Now you will ask, “How did you cope?” Like many others I turned to alcohol from my early teen years to help escape my racing mind to give me some sort of peace, some sort of feeling of value, to feel more than…….nothing. Of course, this did not serve me well and there were many bad choices along the way that I look back at now and wish I could change. But I can’t. As I got older the question in my mind was always, “Why does this happen and how can I save the others?” Such a naive and sad view of life but that was what I lived day in and day out for years and years with no hope of change. I attended cognitive behavioral therapy, group sessions, AA meetings but nothing would stick and I was always dragged back to what I knew, what was my uncomfortable reality, until a few special events that changed my life to get me where I am today.
Of course, we all now know the story of Theo Fleury, his battle over the years with substance abuse and coming to terms with his past abuse. So one day I picked up his book Playing with Fire and it pushed me into a different way of thinking altogether. While reading the book I cried, I was angry, I was confused but the one feeling I didn’t expect to feel was,”You are not alone.” It was as if Theo’s voice was calling out to me saying we are now on this journey together and we will get through it. Sounds corny right? His words were my words, his pain was my pain, he understood, he had been there, he was still there. I was no longer alone, even if it was just words, it changed me. So I slowly started talking about my trauma, not a lot but a little here and there with friends that knew what happened and the shame was slowly lifting, I was getting stronger.

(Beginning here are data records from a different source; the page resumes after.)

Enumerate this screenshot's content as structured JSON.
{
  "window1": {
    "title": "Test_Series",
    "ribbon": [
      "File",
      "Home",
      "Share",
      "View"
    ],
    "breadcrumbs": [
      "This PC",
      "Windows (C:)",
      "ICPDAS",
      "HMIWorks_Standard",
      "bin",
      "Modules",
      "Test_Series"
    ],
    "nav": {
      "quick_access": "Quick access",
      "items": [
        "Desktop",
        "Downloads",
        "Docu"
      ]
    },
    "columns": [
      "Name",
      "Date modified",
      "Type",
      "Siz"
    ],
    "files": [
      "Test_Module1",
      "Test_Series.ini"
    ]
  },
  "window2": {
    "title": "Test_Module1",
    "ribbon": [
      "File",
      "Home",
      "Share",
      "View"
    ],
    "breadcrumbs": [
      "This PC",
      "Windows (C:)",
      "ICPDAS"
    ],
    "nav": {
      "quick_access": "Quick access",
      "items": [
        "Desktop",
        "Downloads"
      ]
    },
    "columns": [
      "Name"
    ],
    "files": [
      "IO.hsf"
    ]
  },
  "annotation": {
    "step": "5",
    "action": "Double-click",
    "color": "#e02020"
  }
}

The next event was probably the biggest and most profound. I was at a function with casual friends that we had made over the years in a very large gathering and I overheard my friend say that he was worried about a neighbor and his “interest” in his young son. He said it seemed strange that he was always asking where his son was, what he was doing and if he could come over to visit, alone. Then it happened, I just said: “You need to be careful, this is not right.” He looked at me and I could tell by his face that he was asking, “What do you know, why would you have any insight?” I simply said, “This is how I was raped as a child, this is how it started.” The response was amazing, he asked more about what he should watch for and thanked me. I never felt so strong or free. It was incredible. From that moment on the weight had begun to lift and I felt a strength that I never knew.
Finally, the moment where I knew I was going to be okay: The Little Warriors Be Brave Ranch. Remember when I said I wanted the help save them all as a child? I now knew that was impossible so I asked what I could do to help those that are in need of support, that need to know they are not alone. By chance, I came across a couple items from my workplace that were given to me to donate to a charity of my choice, and of course, I chose the Ranch.
What I didn’t know was how this was going to affect me moving forward in my journey of healing. I reached out to the Ranch to arrange the drop off of these items and they were kind enough to take me on a tour and explain how they help each of these children during this terrible time. As I was leaving I cried, I was angry and then I was thankful. Thankful that there was somewhere for these children to get the help they needed, thankful that there are people out there helping them on their journey to healing, thankful I was able to help even if it was just a little bit.